A: The electronic format had a number of glitches, which I suspect was inevitable in its first year but which made exam day very challenging for many candidates. I can only hope that the software providers and exam board learn from these issues and that they are not repeated for future candidates as they were very frustrating. On the plus side, the spreadsheet format for the accounting elements worked really well, and frankly, I cannot imagine how candidates coped with the handwritten accountancy questions previously! The merged corporate paper (which combines administrations and liquidations) I found, personally, to be very unsatisfying. As the syllabus is so broad, you are only examined on a tiny portion of the vast content you have spent months learning.

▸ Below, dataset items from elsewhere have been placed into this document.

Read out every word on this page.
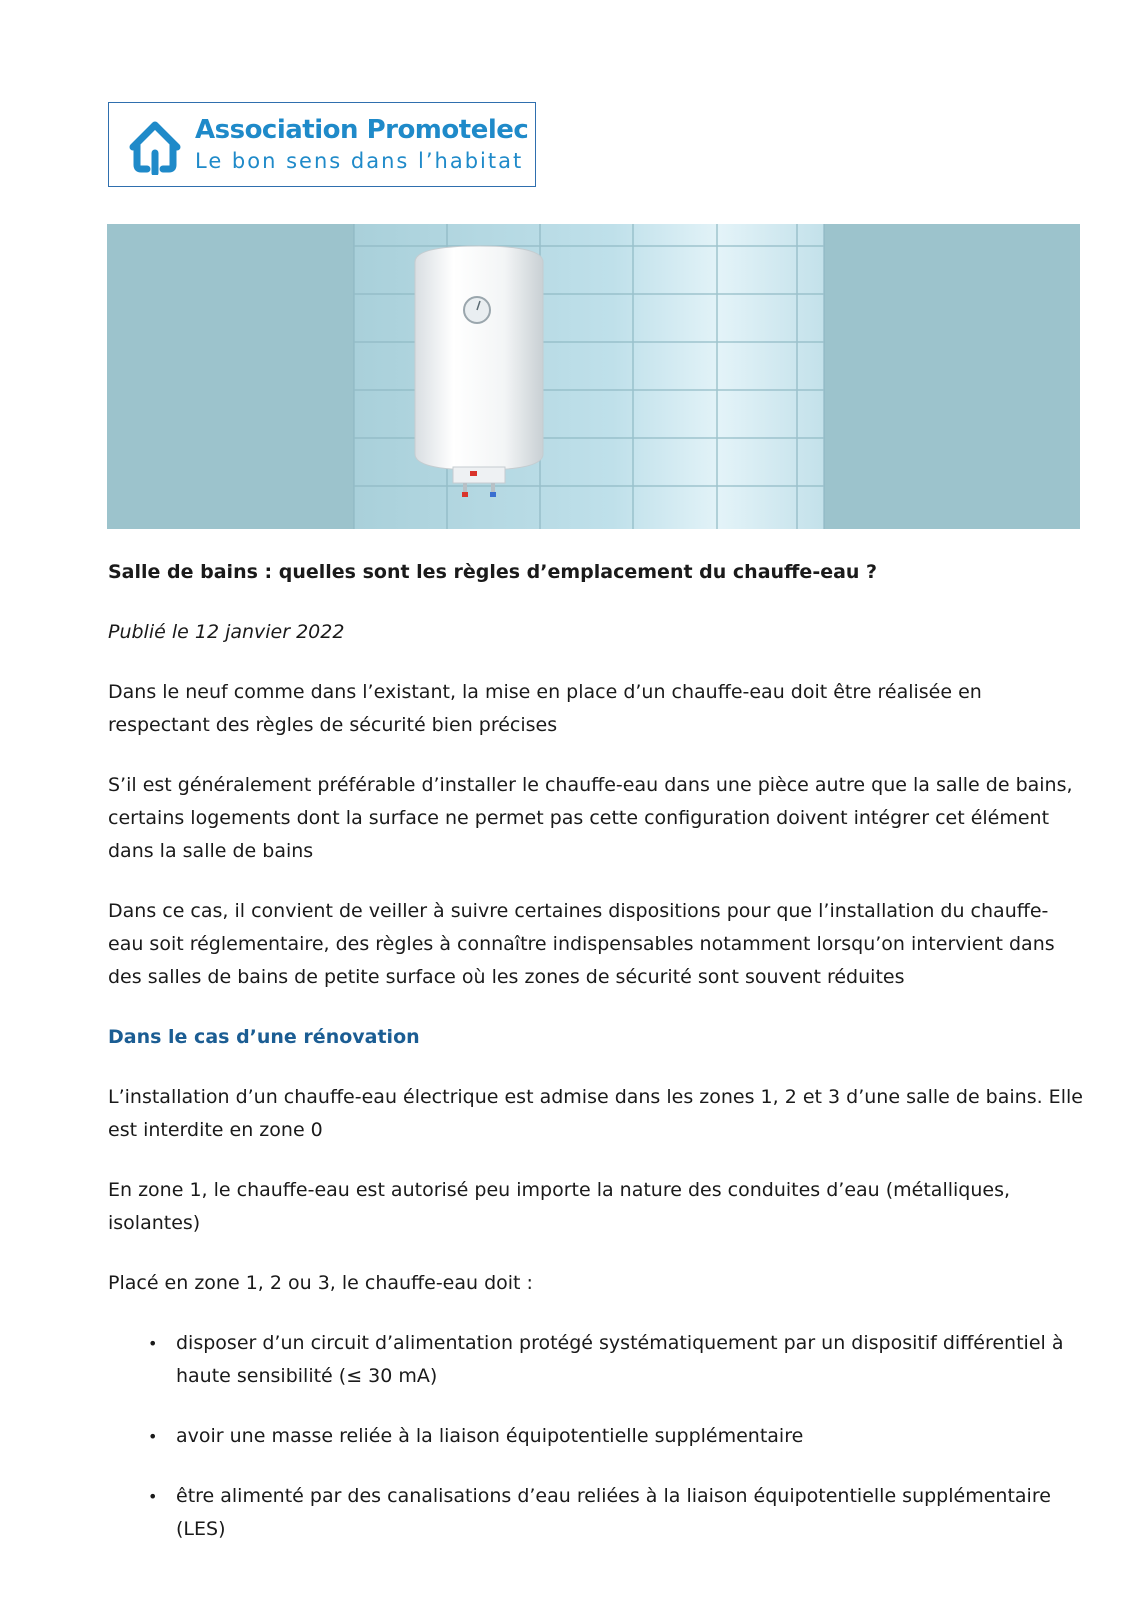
Association Promotelec
Le bon sens dans l’habitat
Salle de bains : quelles sont les règles d’emplacement du chauffe-eau ?
Publié le 12 janvier 2022
Dans le neuf comme dans l’existant, la mise en place d’un chauffe-eau doit être réalisée en respectant des règles de sécurité bien précises
S’il est généralement préférable d’installer le chauffe-eau dans une pièce autre que la salle de bains, certains logements dont la surface ne permet pas cette configuration doivent intégrer cet élément dans la salle de bains
Dans ce cas, il convient de veiller à suivre certaines dispositions pour que l’installation du chauffe-eau soit réglementaire, des règles à connaître indispensables notamment lorsqu’on intervient dans des salles de bains de petite surface où les zones de sécurité sont souvent réduites
Dans le cas d’une rénovation
L’installation d’un chauffe-eau électrique est admise dans les zones 1, 2 et 3 d’une salle de bains. Elle est interdite en zone 0
En zone 1, le chauffe-eau est autorisé peu importe la nature des conduites d’eau (métalliques, isolantes)
Placé en zone 1, 2 ou 3, le chauffe-eau doit :
• disposer d’un circuit d’alimentation protégé systématiquement par un dispositif différentiel à haute sensibilité (≤ 30 mA)
• avoir une masse reliée à la liaison équipotentielle supplémentaire
• être alimenté par des canalisations d’eau reliées à la liaison équipotentielle supplémentaire (LES)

Q: Are you glad you did it?

A: Absolutely. Whilst 2018 was a test of endurance, both physically and mentally, it was incredibly rewarding. I would do it all again in a heartbeat, and I would absolutely recommend it to anyone, especially solicitors, thinking of taking the challenge on.

My note of caution though, do so with your eyes as open as your mind. Ensure that you are prepared for what is needed and for what it will take from you. Get the full support of your family and your employers, and stock up on coffee.

One of my favourite running mantras is equally applicable to JIEB: If it does not challenge you, it will not change you.

Rebecca Andrews-Walker is a Senior Associate and specialist insolvency solicitor in the dispute resolution team at Penningtons Manches [Cooper] and will be speaking at Professional Accountancy on 18 September 2019.